Yesterday, I reflected on my decision to represent God better. I knew when I re-dedicated my life to Him, it’d be a long walk. What I didn’t know was how lonely the road would be. I didn’t know people would eventually pull away from me, until I later learned it was God removing them. I didn’t know that every time I’d quote a biblical scripture or speak on or about God, people would suddenly label me as being “all holy.” I didn’t know people would hold me hostage to my past, even though God was already past who I once was. I didn’t know how many times I’d revert back to my old ways, while struggling to maintain the new. I also didn’t know I’d regret following God’s lead, especially during the times everything was going wrong in my life. I kept thinking, “I changed for you. How could you allow this to happen?” Not realizing, He wasn’t allowing me to suffer, but strengthening me for greater.
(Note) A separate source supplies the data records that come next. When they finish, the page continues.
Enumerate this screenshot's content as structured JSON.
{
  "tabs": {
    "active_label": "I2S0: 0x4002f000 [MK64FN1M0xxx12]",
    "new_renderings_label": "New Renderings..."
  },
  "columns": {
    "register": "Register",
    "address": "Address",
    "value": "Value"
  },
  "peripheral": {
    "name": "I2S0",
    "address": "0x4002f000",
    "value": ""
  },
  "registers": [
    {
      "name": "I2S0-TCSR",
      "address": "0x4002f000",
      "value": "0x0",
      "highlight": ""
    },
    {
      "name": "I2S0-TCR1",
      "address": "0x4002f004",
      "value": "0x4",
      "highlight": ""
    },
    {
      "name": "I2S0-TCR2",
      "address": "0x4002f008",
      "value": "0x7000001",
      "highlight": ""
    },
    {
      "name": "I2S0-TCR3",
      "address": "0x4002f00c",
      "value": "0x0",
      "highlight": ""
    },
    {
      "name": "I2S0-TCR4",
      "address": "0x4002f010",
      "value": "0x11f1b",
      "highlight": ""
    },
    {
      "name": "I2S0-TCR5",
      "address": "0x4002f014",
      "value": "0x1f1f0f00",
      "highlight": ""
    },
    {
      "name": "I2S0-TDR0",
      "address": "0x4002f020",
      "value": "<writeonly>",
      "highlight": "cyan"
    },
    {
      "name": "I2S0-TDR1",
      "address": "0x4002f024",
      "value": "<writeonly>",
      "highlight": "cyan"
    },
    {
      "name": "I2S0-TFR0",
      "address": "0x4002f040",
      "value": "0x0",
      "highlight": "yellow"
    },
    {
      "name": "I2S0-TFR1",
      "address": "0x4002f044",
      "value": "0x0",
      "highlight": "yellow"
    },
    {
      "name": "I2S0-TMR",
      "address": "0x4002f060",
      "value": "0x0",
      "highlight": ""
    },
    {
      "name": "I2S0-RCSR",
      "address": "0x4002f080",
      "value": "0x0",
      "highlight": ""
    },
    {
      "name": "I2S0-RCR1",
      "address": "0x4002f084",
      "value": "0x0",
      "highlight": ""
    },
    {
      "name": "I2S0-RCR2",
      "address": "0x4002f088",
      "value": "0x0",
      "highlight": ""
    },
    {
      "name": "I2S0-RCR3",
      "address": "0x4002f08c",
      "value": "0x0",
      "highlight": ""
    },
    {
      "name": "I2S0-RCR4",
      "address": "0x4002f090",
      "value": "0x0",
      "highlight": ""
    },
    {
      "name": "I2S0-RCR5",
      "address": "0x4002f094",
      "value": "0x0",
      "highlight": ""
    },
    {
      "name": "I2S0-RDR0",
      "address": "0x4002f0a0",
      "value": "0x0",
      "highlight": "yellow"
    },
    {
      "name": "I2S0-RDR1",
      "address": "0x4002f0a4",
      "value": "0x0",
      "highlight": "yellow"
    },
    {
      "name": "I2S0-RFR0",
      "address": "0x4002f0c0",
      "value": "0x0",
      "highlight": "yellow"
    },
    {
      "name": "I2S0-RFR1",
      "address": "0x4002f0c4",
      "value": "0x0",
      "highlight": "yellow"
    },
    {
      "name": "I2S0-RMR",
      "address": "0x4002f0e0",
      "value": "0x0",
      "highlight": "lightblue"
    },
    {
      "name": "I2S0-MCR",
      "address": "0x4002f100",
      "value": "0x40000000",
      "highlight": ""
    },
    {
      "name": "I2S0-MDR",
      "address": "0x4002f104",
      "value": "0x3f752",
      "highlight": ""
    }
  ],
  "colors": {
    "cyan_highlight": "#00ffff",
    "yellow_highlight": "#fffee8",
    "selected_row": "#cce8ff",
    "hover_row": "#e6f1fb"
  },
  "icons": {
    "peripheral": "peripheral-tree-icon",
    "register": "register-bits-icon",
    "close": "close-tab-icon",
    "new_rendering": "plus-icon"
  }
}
Nonetheless, it doesn’t matter if you believe in Him or follow His commands; you’re still not exempt from trials and tribulations. It was during my most difficult times I learned that I still had it easier than most. While my journey was not what I’d expected, it’s what I needed.

If you are dedicating (for the first time) or re-dedicating your life to God and Christ, it’s a wonderful thing! Yes, you will no doubt lose people and yourself along the way, but that’s to be expected. Most days will be challenging, hard, and beautiful, and it’s all worth it. No matter the struggles, the reward of being obedient and faithful is far greater than the fight.